Sex Talk – How Big Are Your Flames?

I read somewhere that: “Love needs something to burn, or else it will fall away like an unfed fire”.

So, what does your love burn?

Children, milestones achieved together, challenges overcome as a couple, even angry breakups and makeups, can all contribute to being the charcoal that makes the fire in your marriage burn bright. Yet all of these things cannot be constants that keep the fire burning. Yes, a child can bring immense joy to a marriage, but after a while, even that may not stop the embers from dying out.

A beautiful house you built together can cause quite its share of ecstasy, especially if you are naughty enough to initiate each room in quite sexy ways before the rest of the family moves in… wink-wink.

But after that wears off, then what?

Haven’t you heard of the sad marital woes spilling from behind some of the most beautiful high-fence houses in Kampala’s posh suburbs?

The one thing that can be reinvented over and over as the marital carriage rolls along – if you care, that is – making the fire burn at different variations but never going out completely, is the sex. Nothing beats a sexless marriage in hardship – unless it was in your prenup!

Like Joyce Meyer wrote in her book, Making Marriage Work, love is not a choice, it is a commitment. Commit to refreshing the love by refreshing the sex. Otherwise, everyone starts on the same footing of “we love each other” but then, so what? Start working on keeping that status quo, by staying relevant in bed, by keeping on top of your game, by not taking things for granted.

I don’t know why, even in this day and era, people are still so scared of the word ‘sex’. They would rather just do it – even terribly – but not discuss it not even with their spouses. I remember about nine years ago when The Observer was still a baby, the good old pastor Martin Sempa called the office landline and when I picked and introduced myself, he said, “Aha. Nakazibwe. Why are you that obsessed with sex?” Sadly, before I could answer him, a bad network connection – or was it low credit? – saved the day.

But that is the general assumption. If someone finds nothing awkward about talking about sex, then there could possibly be something very twisted about them.
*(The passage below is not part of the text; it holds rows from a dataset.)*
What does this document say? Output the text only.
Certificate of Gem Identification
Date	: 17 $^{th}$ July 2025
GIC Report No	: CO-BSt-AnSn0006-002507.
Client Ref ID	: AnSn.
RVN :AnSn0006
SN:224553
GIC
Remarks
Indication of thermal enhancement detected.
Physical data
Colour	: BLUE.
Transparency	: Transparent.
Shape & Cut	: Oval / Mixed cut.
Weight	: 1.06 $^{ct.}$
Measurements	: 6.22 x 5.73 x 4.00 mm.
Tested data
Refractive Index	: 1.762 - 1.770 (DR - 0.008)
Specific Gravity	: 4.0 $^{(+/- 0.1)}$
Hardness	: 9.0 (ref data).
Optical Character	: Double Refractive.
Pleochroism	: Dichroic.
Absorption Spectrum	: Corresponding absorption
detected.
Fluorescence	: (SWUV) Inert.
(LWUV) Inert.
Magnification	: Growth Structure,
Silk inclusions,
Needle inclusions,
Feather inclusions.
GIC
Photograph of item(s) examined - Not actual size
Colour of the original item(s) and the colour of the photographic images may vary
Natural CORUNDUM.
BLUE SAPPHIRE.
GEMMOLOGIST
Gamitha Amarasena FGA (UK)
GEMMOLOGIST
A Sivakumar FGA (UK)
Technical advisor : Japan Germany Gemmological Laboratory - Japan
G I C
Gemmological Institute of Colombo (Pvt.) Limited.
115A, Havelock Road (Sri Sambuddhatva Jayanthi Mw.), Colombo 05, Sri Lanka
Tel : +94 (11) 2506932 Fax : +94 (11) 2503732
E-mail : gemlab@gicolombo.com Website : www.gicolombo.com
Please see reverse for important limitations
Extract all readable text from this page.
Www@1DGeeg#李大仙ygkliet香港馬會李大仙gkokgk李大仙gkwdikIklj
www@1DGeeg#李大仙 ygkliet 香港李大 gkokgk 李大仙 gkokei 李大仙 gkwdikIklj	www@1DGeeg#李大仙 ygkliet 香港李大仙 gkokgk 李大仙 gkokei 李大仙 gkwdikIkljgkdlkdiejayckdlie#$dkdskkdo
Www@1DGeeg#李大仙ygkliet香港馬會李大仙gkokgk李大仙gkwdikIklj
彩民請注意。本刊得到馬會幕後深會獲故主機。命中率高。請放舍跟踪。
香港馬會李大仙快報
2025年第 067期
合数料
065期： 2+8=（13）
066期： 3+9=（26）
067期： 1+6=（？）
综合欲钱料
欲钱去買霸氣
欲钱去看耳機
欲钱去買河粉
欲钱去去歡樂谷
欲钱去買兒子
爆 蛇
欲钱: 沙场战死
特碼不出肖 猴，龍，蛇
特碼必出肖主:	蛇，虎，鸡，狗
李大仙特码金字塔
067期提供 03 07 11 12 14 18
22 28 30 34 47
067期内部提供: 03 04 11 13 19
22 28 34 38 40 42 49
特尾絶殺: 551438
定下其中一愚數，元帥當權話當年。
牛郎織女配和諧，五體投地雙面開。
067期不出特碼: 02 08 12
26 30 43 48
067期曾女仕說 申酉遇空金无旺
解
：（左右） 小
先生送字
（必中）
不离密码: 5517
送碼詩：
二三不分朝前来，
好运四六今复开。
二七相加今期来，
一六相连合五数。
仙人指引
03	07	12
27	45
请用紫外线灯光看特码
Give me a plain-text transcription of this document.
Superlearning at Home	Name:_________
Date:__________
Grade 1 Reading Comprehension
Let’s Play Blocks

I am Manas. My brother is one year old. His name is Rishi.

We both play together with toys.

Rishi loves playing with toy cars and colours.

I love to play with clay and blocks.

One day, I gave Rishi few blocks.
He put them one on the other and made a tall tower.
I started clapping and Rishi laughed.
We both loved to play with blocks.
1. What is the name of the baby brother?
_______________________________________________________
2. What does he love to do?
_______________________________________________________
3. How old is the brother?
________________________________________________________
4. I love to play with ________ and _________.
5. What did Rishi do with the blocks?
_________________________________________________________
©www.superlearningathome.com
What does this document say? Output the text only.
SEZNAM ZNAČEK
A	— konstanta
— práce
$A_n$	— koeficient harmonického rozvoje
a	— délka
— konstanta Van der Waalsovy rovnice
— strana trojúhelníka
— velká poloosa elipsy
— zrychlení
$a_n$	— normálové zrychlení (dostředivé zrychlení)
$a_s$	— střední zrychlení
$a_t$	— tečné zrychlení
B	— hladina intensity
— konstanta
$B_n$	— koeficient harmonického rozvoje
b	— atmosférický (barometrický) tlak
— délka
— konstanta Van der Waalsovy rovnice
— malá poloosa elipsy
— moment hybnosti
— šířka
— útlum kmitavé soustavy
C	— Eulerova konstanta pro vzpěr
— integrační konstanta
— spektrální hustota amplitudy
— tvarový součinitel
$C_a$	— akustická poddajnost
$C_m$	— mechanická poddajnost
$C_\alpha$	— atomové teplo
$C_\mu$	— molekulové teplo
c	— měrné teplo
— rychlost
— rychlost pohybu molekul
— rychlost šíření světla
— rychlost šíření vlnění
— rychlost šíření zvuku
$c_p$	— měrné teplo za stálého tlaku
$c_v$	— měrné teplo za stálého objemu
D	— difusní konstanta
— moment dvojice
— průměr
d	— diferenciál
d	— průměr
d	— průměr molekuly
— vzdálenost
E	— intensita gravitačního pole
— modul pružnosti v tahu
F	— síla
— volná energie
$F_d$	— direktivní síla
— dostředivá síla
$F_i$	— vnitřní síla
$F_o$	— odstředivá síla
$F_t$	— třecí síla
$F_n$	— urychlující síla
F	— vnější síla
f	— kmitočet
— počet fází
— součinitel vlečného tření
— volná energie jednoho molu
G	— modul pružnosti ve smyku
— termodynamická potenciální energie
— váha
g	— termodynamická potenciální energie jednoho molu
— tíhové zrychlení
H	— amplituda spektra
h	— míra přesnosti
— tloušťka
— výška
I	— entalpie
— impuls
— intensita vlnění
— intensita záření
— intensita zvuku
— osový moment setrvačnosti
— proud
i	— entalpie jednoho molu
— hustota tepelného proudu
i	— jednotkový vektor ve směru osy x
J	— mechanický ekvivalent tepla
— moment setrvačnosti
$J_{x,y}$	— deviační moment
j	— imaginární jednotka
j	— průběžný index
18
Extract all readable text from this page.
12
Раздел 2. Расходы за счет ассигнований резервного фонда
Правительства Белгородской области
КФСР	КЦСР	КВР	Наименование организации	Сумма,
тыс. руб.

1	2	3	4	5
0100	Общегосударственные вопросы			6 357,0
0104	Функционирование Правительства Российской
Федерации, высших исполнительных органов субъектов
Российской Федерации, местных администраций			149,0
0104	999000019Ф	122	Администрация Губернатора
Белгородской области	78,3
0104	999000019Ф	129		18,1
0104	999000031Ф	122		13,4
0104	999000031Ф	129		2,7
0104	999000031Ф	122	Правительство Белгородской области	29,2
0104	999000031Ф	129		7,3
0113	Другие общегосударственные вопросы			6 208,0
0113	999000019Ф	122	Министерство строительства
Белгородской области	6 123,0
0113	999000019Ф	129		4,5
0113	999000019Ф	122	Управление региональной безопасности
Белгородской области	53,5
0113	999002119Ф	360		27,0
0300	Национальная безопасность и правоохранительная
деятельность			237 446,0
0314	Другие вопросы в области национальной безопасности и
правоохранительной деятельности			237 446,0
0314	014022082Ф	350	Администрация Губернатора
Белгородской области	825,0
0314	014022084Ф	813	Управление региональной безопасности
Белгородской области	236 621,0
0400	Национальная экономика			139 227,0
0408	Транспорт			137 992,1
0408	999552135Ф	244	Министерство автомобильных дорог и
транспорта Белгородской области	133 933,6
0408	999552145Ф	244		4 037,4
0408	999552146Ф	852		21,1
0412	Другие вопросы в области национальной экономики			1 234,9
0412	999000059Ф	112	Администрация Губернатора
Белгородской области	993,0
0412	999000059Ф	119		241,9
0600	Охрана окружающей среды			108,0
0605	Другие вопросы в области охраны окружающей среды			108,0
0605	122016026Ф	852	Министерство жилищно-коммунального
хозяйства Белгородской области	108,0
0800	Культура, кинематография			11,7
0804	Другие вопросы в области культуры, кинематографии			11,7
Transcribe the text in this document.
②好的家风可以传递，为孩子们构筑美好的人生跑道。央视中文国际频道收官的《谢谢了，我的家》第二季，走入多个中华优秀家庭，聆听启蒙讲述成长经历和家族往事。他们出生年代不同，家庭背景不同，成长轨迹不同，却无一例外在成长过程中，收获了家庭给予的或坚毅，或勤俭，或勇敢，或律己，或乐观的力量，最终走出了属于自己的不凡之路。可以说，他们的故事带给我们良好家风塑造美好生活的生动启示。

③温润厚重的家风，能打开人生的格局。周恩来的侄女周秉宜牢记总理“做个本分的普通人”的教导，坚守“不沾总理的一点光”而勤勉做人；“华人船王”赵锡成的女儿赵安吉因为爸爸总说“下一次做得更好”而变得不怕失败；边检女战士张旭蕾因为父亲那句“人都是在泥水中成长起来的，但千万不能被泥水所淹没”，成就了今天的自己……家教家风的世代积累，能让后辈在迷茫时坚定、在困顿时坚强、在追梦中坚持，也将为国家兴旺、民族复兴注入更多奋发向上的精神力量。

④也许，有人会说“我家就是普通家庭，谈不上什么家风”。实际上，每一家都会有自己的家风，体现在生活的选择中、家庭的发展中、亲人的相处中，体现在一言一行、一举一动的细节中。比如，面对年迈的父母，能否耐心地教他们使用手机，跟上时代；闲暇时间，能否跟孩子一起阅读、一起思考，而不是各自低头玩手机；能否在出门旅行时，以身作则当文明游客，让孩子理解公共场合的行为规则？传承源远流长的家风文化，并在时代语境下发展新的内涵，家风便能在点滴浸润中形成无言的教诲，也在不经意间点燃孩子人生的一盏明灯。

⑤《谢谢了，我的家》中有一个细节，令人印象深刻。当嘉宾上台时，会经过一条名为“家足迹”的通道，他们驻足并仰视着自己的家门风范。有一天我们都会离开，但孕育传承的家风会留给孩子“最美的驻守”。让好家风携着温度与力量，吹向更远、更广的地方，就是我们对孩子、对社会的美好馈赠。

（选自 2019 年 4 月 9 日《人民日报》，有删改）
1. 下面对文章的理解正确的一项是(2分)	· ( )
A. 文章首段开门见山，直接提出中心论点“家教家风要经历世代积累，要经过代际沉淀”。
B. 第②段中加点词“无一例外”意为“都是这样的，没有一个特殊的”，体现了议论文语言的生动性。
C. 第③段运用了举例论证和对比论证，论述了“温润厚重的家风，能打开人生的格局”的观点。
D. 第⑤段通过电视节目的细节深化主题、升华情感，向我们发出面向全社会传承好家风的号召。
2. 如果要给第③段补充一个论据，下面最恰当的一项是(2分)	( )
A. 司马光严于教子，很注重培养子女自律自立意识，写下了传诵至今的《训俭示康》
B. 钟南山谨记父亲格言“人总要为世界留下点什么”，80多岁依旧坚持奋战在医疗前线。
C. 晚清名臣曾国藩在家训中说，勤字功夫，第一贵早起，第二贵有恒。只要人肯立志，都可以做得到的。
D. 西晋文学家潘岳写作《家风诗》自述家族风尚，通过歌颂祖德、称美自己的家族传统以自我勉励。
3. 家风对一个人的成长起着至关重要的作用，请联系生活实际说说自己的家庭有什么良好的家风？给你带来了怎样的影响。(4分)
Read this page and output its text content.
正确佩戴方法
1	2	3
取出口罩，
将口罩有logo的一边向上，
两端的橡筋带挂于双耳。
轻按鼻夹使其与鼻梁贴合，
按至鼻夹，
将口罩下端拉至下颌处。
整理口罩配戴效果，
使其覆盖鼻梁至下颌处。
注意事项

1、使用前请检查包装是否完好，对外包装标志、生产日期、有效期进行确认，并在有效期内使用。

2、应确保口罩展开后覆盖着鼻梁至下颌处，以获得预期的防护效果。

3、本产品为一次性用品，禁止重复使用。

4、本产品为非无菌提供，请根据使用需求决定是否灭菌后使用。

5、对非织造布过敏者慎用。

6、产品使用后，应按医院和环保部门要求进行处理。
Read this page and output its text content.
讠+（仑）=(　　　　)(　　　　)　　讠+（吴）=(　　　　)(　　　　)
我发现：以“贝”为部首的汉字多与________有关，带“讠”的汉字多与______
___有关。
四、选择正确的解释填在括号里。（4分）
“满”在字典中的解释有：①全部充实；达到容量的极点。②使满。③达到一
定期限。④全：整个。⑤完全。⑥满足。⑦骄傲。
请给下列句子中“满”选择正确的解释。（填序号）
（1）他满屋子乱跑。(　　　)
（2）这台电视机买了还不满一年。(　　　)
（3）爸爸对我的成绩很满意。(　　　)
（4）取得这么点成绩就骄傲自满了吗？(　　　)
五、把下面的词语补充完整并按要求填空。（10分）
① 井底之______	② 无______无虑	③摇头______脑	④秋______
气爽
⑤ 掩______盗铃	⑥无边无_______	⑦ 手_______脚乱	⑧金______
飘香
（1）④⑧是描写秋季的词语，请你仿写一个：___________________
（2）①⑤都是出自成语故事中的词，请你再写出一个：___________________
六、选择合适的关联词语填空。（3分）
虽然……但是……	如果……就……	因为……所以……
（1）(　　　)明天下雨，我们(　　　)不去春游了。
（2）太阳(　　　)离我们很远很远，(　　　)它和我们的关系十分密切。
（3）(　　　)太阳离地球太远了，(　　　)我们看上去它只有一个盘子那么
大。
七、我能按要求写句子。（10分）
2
Actually, even the person with some very serious sexual perversions going on in their lives finds the person who puts the word sex in print as the one in need of a shrink.

As a result, bad sex has become the elephant in the room when it comes to many marriages. Yet sex is the one constant – health and proximity permitting – you can count on to keep the fire burning, although once couples finish with the honeymoon, sex is the first thing to be shelved because it takes on a monotonous schedule. They only dig it up for procreation purposes.

By the time you blow on the fading embers to create baby number four, the ashes are too cold for any magic. Before long, the multiple infidelities start as the couple searches for cosier fires outside the marriage, moving on to other fires once those extra fires also grow cold, until an STD-packed sexual network is well in place.

Think about it if every married person cared about regularly bringing their A-game to the marital bed, there would be less stress factors in the home, because then, the other pillars that help hold a marriage would be reinforced by the pink, striped elephants’ availability. Work on bettering yourself in bed.

Someone once told me he loves being married because there he gets no performance anxiety wifey settles for whatever to-whom-it-may-concern performance is in store. How wrong!

True, there is no need for performance anxiety and its possible resultant dysfunctions, but especially in marriage, you should care what you are unleashing for your spouse and never take his or her having chosen you, for granted. A country song by Brad Paisley that I love says: “Love [herhim] like [she’s] leaving oh and I guarantee, [she] won’t.”